Poster
When do neural networks learn world models?
Tianren Zhang · Guanyu Chen · Feng Chen
West Exhibition Hall B2-B3 #W-804
Humans develop world models that capture the underlying generation process of data. Whether neural networks can learn similar world models remains an open problem. In this work, we present the first theoretical results for this problem, showing that in a multi-task setting, models with a low-degree bias provably recover latent data-generating variables under mild assumptions--even if proxy tasks involve complex, non-linear functions of the latents. However, such recovery is sensitive to model architecture. Our analysis leverages Boolean models of task solutions via the Fourier-Walsh transform and introduces new techniques for analyzing invertible Boolean transforms, which may be of independent interest.

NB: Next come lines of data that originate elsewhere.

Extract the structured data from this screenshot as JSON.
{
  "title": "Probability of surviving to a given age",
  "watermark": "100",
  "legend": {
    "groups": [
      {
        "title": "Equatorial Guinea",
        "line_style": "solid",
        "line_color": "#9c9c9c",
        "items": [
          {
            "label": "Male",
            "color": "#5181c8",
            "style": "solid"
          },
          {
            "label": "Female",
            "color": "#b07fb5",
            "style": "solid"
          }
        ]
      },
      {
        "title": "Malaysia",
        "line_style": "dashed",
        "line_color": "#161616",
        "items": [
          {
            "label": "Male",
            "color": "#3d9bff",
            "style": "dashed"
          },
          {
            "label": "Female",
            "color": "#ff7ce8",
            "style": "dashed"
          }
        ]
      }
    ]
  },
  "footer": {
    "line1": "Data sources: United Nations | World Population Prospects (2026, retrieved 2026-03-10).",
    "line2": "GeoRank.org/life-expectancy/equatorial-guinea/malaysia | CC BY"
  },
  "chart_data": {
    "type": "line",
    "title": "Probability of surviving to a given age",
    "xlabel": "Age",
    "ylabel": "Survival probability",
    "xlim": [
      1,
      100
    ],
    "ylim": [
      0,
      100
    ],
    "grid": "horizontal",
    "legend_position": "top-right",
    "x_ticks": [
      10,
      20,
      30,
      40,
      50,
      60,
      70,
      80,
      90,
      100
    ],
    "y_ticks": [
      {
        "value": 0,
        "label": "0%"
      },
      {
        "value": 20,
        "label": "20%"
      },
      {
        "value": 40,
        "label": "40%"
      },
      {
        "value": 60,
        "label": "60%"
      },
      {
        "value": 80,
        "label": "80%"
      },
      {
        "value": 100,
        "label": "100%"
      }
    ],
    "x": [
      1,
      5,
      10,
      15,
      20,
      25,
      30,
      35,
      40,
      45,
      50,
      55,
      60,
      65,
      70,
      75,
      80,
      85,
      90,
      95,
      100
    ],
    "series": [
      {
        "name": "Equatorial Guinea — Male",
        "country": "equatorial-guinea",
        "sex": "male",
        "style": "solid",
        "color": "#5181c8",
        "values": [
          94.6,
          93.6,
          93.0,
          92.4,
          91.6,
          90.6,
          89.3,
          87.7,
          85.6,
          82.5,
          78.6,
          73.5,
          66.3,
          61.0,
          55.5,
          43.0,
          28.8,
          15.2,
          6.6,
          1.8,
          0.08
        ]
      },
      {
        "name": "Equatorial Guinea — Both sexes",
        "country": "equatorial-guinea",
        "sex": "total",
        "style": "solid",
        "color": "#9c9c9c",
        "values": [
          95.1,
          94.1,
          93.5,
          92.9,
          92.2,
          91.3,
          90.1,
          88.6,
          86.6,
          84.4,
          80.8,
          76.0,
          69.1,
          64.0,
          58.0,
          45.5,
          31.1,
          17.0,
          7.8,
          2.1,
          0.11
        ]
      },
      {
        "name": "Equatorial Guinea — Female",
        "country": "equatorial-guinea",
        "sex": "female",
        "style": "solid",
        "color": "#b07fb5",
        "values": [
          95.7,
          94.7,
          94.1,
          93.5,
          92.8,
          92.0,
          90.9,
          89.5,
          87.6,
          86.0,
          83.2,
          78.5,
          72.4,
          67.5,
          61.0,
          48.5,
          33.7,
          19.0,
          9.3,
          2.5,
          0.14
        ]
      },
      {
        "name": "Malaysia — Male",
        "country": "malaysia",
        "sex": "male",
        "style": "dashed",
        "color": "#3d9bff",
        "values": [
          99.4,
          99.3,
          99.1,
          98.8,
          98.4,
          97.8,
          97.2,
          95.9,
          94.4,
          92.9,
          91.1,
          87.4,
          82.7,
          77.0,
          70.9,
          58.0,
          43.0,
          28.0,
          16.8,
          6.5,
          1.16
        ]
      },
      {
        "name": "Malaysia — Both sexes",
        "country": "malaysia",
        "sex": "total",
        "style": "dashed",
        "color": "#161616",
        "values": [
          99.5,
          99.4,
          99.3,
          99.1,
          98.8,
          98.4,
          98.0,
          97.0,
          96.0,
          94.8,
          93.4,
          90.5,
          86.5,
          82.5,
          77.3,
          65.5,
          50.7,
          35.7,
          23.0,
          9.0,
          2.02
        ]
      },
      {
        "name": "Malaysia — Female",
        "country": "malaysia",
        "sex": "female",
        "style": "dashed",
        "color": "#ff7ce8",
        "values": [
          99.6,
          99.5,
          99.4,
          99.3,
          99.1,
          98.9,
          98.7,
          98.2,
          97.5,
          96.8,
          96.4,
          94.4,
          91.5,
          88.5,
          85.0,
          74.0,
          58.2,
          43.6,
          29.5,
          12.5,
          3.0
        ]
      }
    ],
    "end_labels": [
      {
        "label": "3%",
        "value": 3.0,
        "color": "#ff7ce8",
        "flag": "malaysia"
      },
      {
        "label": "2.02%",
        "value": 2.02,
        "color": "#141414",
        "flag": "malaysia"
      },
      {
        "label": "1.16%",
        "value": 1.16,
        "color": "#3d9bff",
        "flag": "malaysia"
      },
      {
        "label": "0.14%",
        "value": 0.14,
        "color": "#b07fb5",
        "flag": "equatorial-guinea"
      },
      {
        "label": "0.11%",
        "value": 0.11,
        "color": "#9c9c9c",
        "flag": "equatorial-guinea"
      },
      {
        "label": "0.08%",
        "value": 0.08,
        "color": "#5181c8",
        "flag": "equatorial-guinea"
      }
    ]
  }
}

We illustrate the algorithmic implications of our results and connect them to related research areas, including self-supervised learning, out-of-distribution generalization, and the linear representation hypothesis in large language models.
Will neural networks trained on trillions of data points "understand" the world behind the data like humans? We take an initial step toward formulating and answering this question by leveraging a universal learning tendency shared by both neural networks and humans: preferring "simple" solutions among all solutions that explain the data.Our paper’s main result shows that a neural network model can understand the data--in the sense of recovering the underlying data-generating process--if two conditions are met: the model prefers "simple" solutions, and it is trained on a sufficient number of tasks. Our second result shows that the model’s architecture also influences its understanding of the data.These findings have implications for assessing what modern neural networks actually learn from data and how they make predictions on previously unseen data. As a by-product, we also find a natural way to define "simplicity" that may apply to other scenarios.